The big deal to me though, is it is Windows. Yea, I know you think that is its biggest drawback. You do have to sacrifice a little slickness over a built for fingers device, BUT..... You can do some tweaks in the Personalization that makes the app bar buttons bigger, makes the scroll bars a little wider, and a few things to make things a bit easier. These are built OS options, not third part add-ons. Now, what do I get for these minor inconveniences. I get Outlook, not something as good as Outlook...Outlook. I get real Office, and can fully use Office Web. I get Zune and my Zune Pass with it, because this is one of my 3 PCs I can register. I get to keep things up to date with Live Mesh, without having a repetoire of third party sync/cloud solutions. I can see my Slate from my PCs on my network and vice-versa. It backs up with my Home Server. I can use Daemon tools to create a virtual DVD drive, and run virtual DVDs off of a USB stick or SD card. I can video conference using Skype, Live Messenger or Live Meeting. If I find I need to do more than touch and pen can do efficiently, I can easily add a small portable BT keybard and mouse and basically have a netbook, and I can add a bigger screen with the HDMI, duplicating, or expanding the screen.

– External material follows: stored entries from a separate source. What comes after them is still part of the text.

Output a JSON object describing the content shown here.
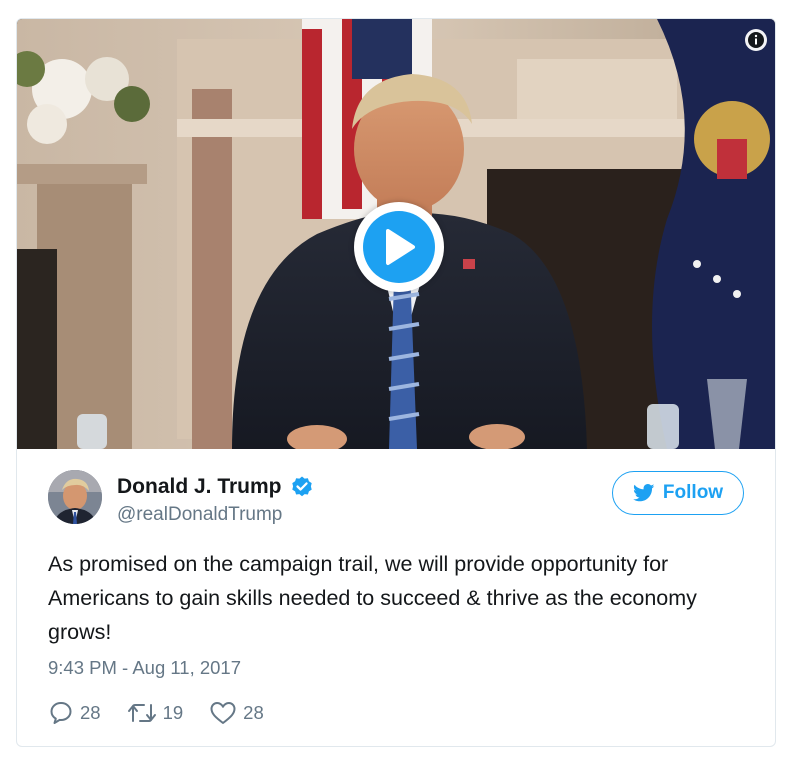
{
  "tweet": {
    "author_name": "Donald J. Trump",
    "handle": "@realDonaldTrump",
    "verified_icon": "verified-badge-icon",
    "follow_label": "Follow",
    "text": "As promised on the campaign trail, we will provide opportunity for Americans to gain skills needed to succeed & thrive as the economy grows!",
    "timestamp": "9:43 PM - Aug 11, 2017",
    "stats": {
      "replies": "28",
      "retweets": "19",
      "likes": "28"
    }
  },
  "media": {
    "type": "video",
    "play_icon": "play-icon",
    "info_icon": "info-icon"
  },
  "colors": {
    "accent": "#1da1f2",
    "text": "#14171a",
    "secondary": "#657786",
    "border": "#e1e8ed"
  }
}
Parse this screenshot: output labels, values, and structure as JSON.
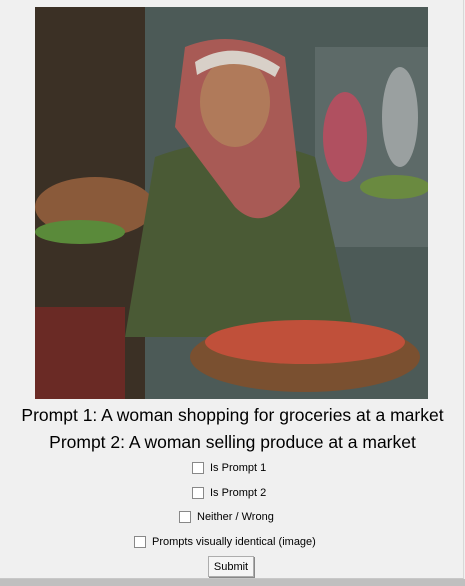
{
  "prompts": {
    "p1": "Prompt 1: A woman shopping for groceries at a market",
    "p2": "Prompt 2: A woman selling produce at a market"
  },
  "options": [
    {
      "label": "Is Prompt 1",
      "checked": false
    },
    {
      "label": "Is Prompt 2",
      "checked": false
    },
    {
      "label": "Neither / Wrong",
      "checked": false
    },
    {
      "label": "Prompts visually identical (image)",
      "checked": false
    }
  ],
  "submit_label": "Submit"
}
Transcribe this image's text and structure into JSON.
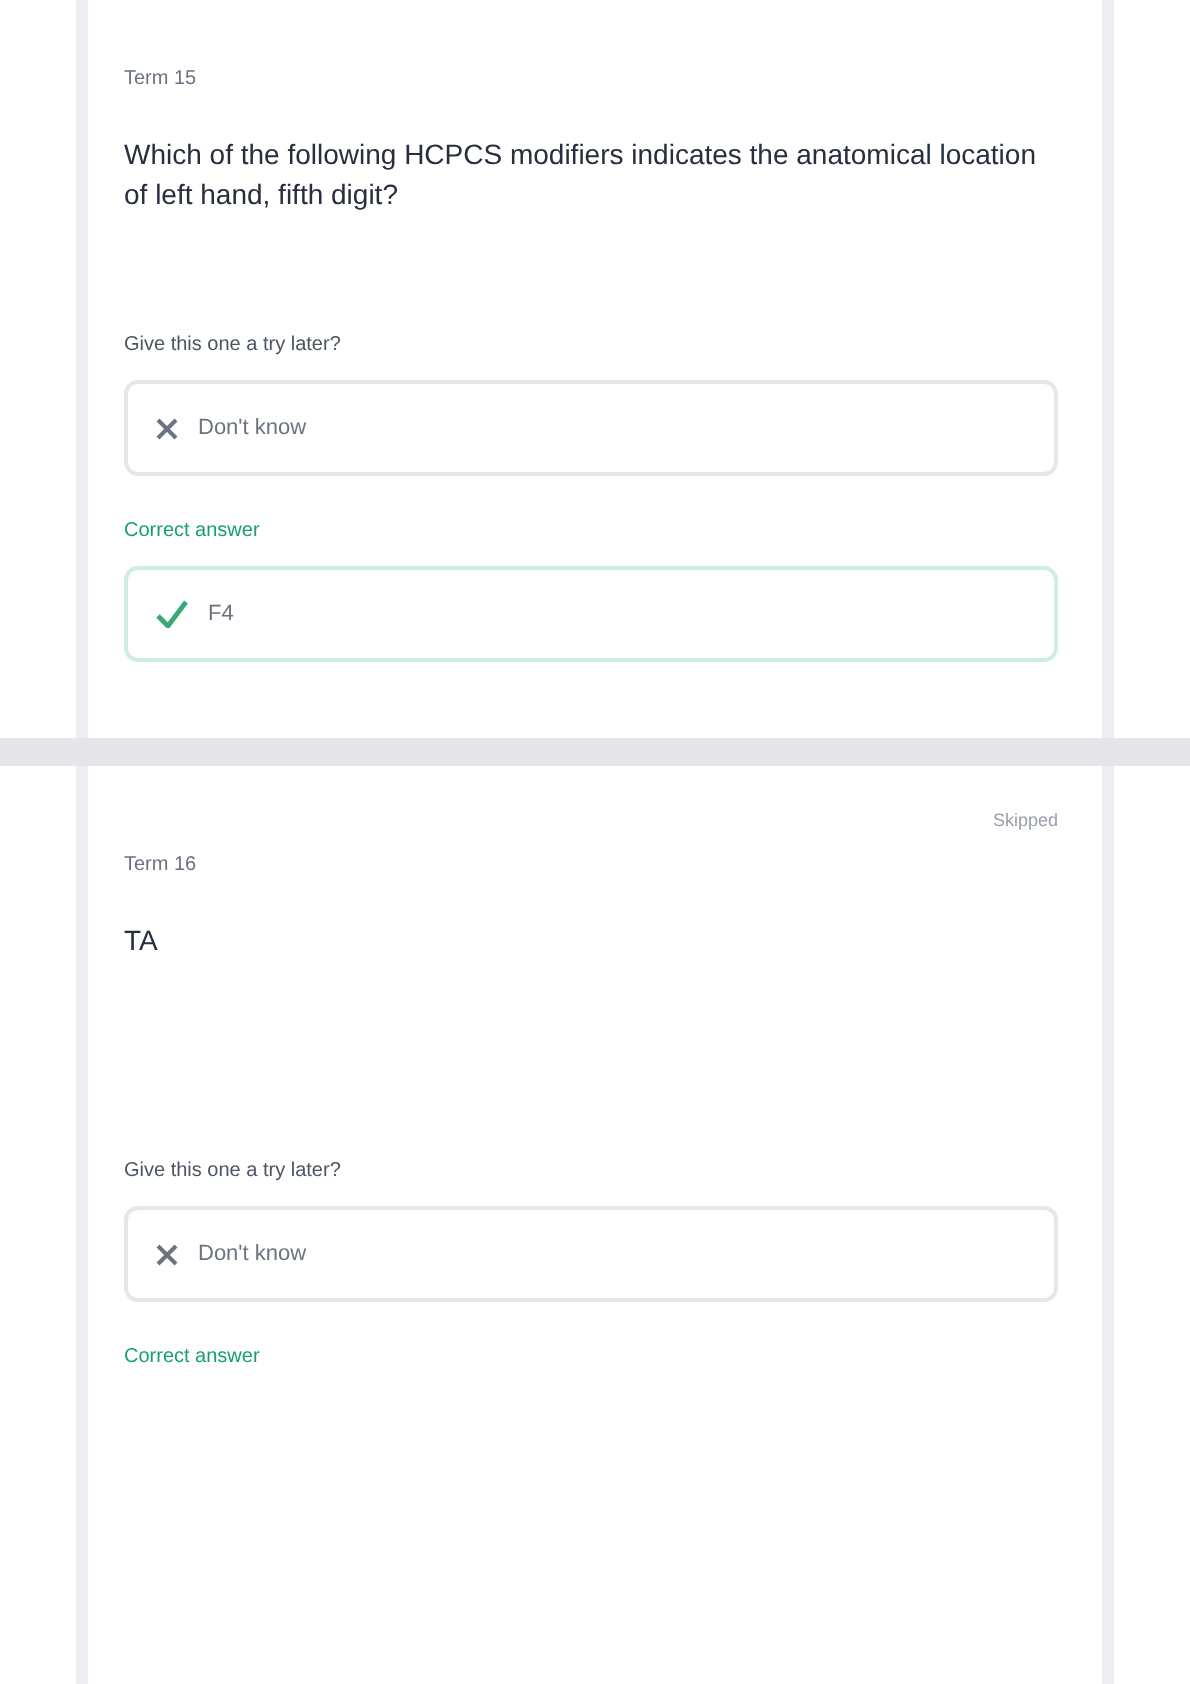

Price was reasonable in my view. It was $799. A WiFi only 64G iPad is $699. I however get 3 USB ports, an HDMI out, a cradle/dock, stylus, SD slot. Add those items to the iPad in accessories and you are at the same price, but not quite at the capability vis-a-vis SD card/USB support etc. At the time I could also claim two cameras but Apple has rectified that.
So, all in all I'm happy with my HP Slate. How are you doing with your XOOM?